WASHINGTON/CARACAS — La administración de Donald Trump mantuvo conversaciones discretas durante meses con Diosdado Cabello antes de ejecutar la operación que derivó en la captura del presidente venezolano Nicolás Maduro el 3 de enero, y continuó el contacto tras el operativo, dijeron fuentes citadas por Reuters.
Según cuatro fuentes, los diálogos comenzaron en los primeros días del mandato de Trump y se extendieron hasta semanas antes de la operación. El mensaje de Washington fue directo: evitar el uso de fuerzas de seguridad y milicias afines contra la oposición tras la detención de Maduro, con el objetivo de prevenir un estallido de violencia.
Las fuentes añadieron que los contactos no se interrumpieron después del 3 de enero para preservar la estabilidad, dado que el aparato de seguridad —inteligencia, Policía y fuerzas armadas— permaneció prácticamente intacto y está bajo control de Cabello, actual ministro del Interior.
Cabello figura en la misma acusación de narcotráfico que sustentó el arresto de Maduro, pero no fue detenido. En la Casa Blanca lo consideran una figura ambivalente: un riesgo potencial si activa las fuerzas que controla y, al mismo tiempo, una pieza clave para evitar el caos.
De 62 años, Cabello es desde hace años una de las figuras más poderosas del chavismo. Exmilitar y cercano a Hugo Chávez, consolidó influencia sobre inteligencia civil y militar y mantiene vínculos con colectivos armados civiles, según analistas. Su peso interno explica el interés de EEUU en sostener un canal abierto.
En paralelo, la presidenta interina Delcy Rodríguez, elogiada públicamente por Trump, busca consolidar poder mientras avanza con demandas de aumentar la producción petrolera. Aunque Cabello prometió lealtad, no son aliados cercanos y arrastran rivalidades históricas dentro del Gobierno y del partido.
En 2020, EEUU ofreció una recompensa de unos 9,2 millones de euros por Cabello, luego elevada a cerca de 23 millones de euros.
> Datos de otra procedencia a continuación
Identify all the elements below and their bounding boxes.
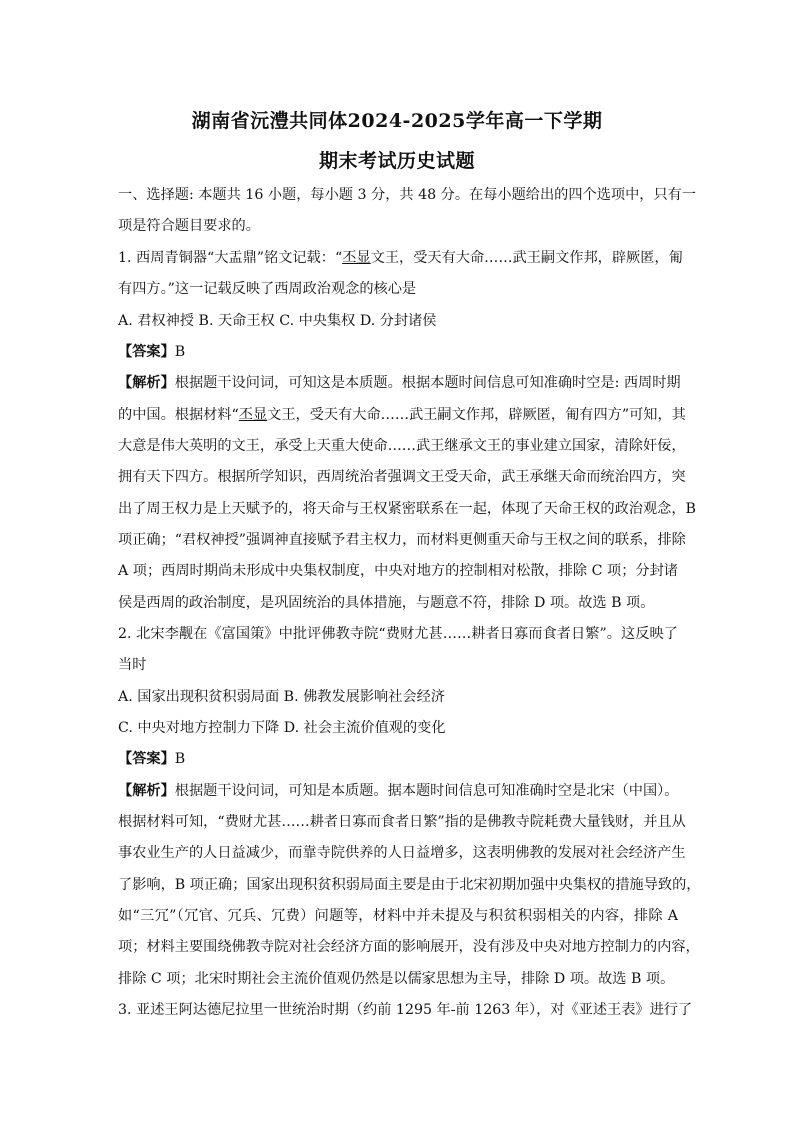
q1-analysis-underlined: 丕显 (238, 407, 268, 423)
q1-stem-text-a: 1. 西周青铜器“大盂鼎”铭文记载：“ (118, 250, 343, 266)
document-title-line2: 期末考试历史试题 (318, 150, 475, 172)
q2-options-line1: A. 国家出现积贫积弱局面 B. 佛教发展影响社会经济 (118, 689, 445, 705)
q2-analysis-line4: 了影响，B 项正确；国家出现积贫积弱局面主要是由于北宋初期加强中央集权的措施导致的， (118, 877, 701, 893)
section-instruction-line1: 一、选择题: 本题共 16 小题，每小题 3 分，共 48 分。在每小题给出的四个选项中，只有一 (118, 187, 697, 203)
q2-analysis-line1 (118, 781, 678, 801)
q2-answer (118, 749, 185, 769)
q1-analysis-label: 【解析】 (118, 375, 175, 391)
q2-analysis-line7: 排除 C 项；北宋时期社会主流价值观仍然是以儒家思想为主导，排除 D 项。故选 B 项。 (118, 971, 675, 987)
q1-analysis-line5: 出了周王权力是上天赋予的，将天命与王权紧密联系在一起，体现了天命王权的政治观念，B (118, 501, 696, 517)
q1-analysis-text-a: 的中国。根据材料“ (118, 407, 239, 423)
q1-analysis-line6: 项正确；“君权神授”强调神直接赋予君主权力，而材料更侧重天命与王权之间的联系，排除 (118, 532, 686, 548)
q2-answer-value: B (174, 751, 186, 767)
q1-stem-text-b: 文王，受天有大命……武王嗣文作邦，辟厥匿，匍 (370, 250, 683, 266)
q1-analysis-line3: 大意是伟大英明的文王，承受上天重大使命……武王继承文王的事业建立国家，清除奸佞， (118, 438, 686, 454)
q2-analysis-text: 根据题干设问词，可知是本质题。据本题时间信息可知准确时空是北宋（中国）。 (174, 783, 679, 799)
q1-stem-line2: 有四方。”这一记载反映了西周政治观念的核心是 (118, 281, 417, 297)
q1-answer (118, 342, 185, 362)
q1-options: A. 君权神授 B. 天命王权 C. 中央集权 D. 分封诸侯 (118, 313, 437, 329)
section-instruction-line2: 项是符合题目要求的。 (118, 218, 260, 234)
q1-analysis-line7: A 项；西周时期尚未形成中央集权制度，中央对地方的控制相对松散，排除 C 项；分封诸 (118, 563, 678, 579)
document-title-line1: 湖南省沅澧共同体2024-2025学年高一下学期 (191, 110, 603, 132)
q1-analysis-line2 (118, 405, 686, 425)
q3-stem-line1: 3. 亚述王阿达德尼拉里一世统治时期（约前 1295 年-前 1263 年），对《亚述王表》进行了 (118, 1002, 693, 1018)
q2-stem-line2: 当时 (118, 657, 147, 673)
q1-answer-label: 【答案】 (118, 344, 175, 360)
q1-analysis-text-b: 文王，受天有大命……武王嗣文作邦，辟厥匿，匍有四方”可知，其 (267, 407, 686, 423)
q2-analysis-line2: 根据材料可知，“费财尤甚……耕者日寡而食者日繁”指的是佛教寺院耗费大量钱财，并且从 (118, 814, 686, 830)
q2-analysis-label: 【解析】 (118, 783, 175, 799)
q2-stem-line1: 2. 北宋李觏在《富国策》中批评佛教寺院“费财尤甚……耕者日寡而食者日繁”。这反映了 (118, 626, 678, 642)
q1-stem-underlined: 丕显 (342, 250, 371, 266)
q2-analysis-line6: 项；材料主要围绕佛教寺院对社会经济方面的影响展开，没有涉及中央对地方控制力的内容， (118, 939, 700, 955)
q2-analysis-line5: 如“三冗”（冗官、冗兵、冗费）问题等，材料中并未提及与积贫积弱相关的内容，排除 A (118, 908, 678, 924)
q1-analysis-line8: 侯是西周的政治制度，是巩固统治的具体措施，与题意不符，排除 D 项。故选 B 项。 (118, 595, 655, 611)
q1-analysis-line1 (118, 373, 681, 393)
q2-answer-label: 【答案】 (118, 751, 175, 767)
q2-options-line2: C. 中央对地方控制力下降 D. 社会主流价值观的变化 (118, 720, 446, 736)
q2-analysis-line3: 事农业生产的人日益减少，而靠寺院供养的人日益增多，这表明佛教的发展对社会经济产生 (118, 845, 686, 861)
q1-answer-value: B (174, 344, 186, 360)
q1-analysis-text: 根据题干设问词，可知这是本质题。根据本题时间信息可知准确时空是: 西周时期 (174, 375, 681, 391)
q1-analysis-line4: 拥有天下四方。根据所学知识，西周统治者强调文王受天命，武王承继天命而统治四方，突 (118, 469, 686, 485)
q1-stem-line1 (118, 248, 683, 268)
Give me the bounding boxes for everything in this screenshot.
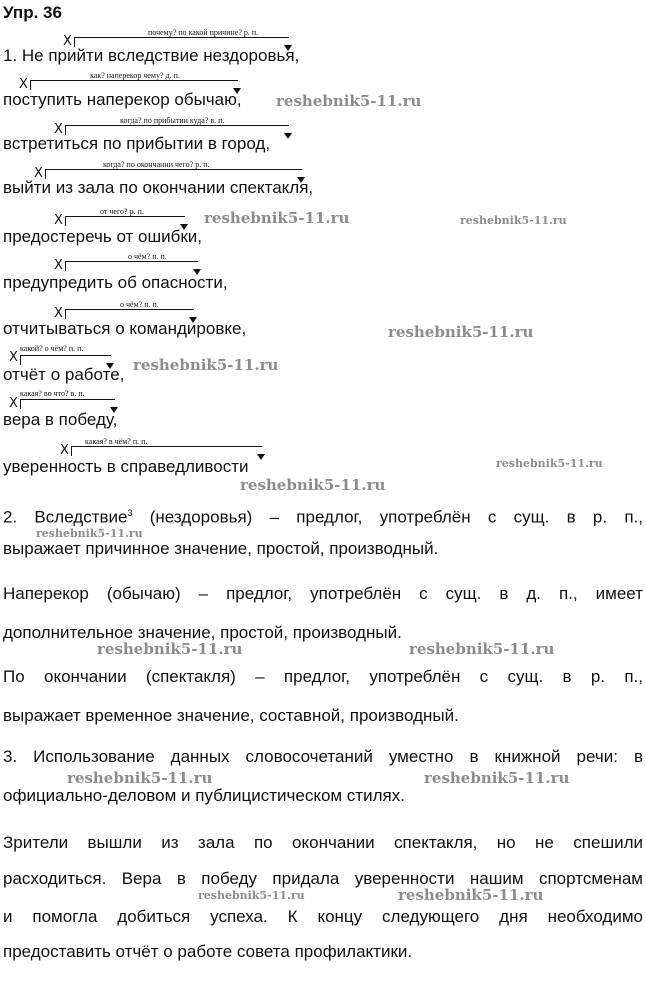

El ministro negó vínculos con el narcotráfico. En Washington crecen las dudas sobre por qué no fue detenido pese a figurar en la acusación. La congresista María Elvira Salazar cuestionó públicamente la decisión, mientras Elliott Abrams, exenviado especial para Venezuela, señaló que muchos venezolanos esperarían su salida como señal de una transición real.
Tras la captura de Maduro, Cabello denunció la intervención estadounidense y afirmó que “Venezuela no se rendirá”. No obstante, fuentes indicaron una disminución de controles en puntos de seguridad en días recientes. Tanto Trump como el Gobierno venezolano afirmaron que habrá liberaciones de presos políticos; Cabello supervisa el proceso, aunque organizaciones de derechos humanos denuncian avances lentos y cientos de detenciones aún vigentes.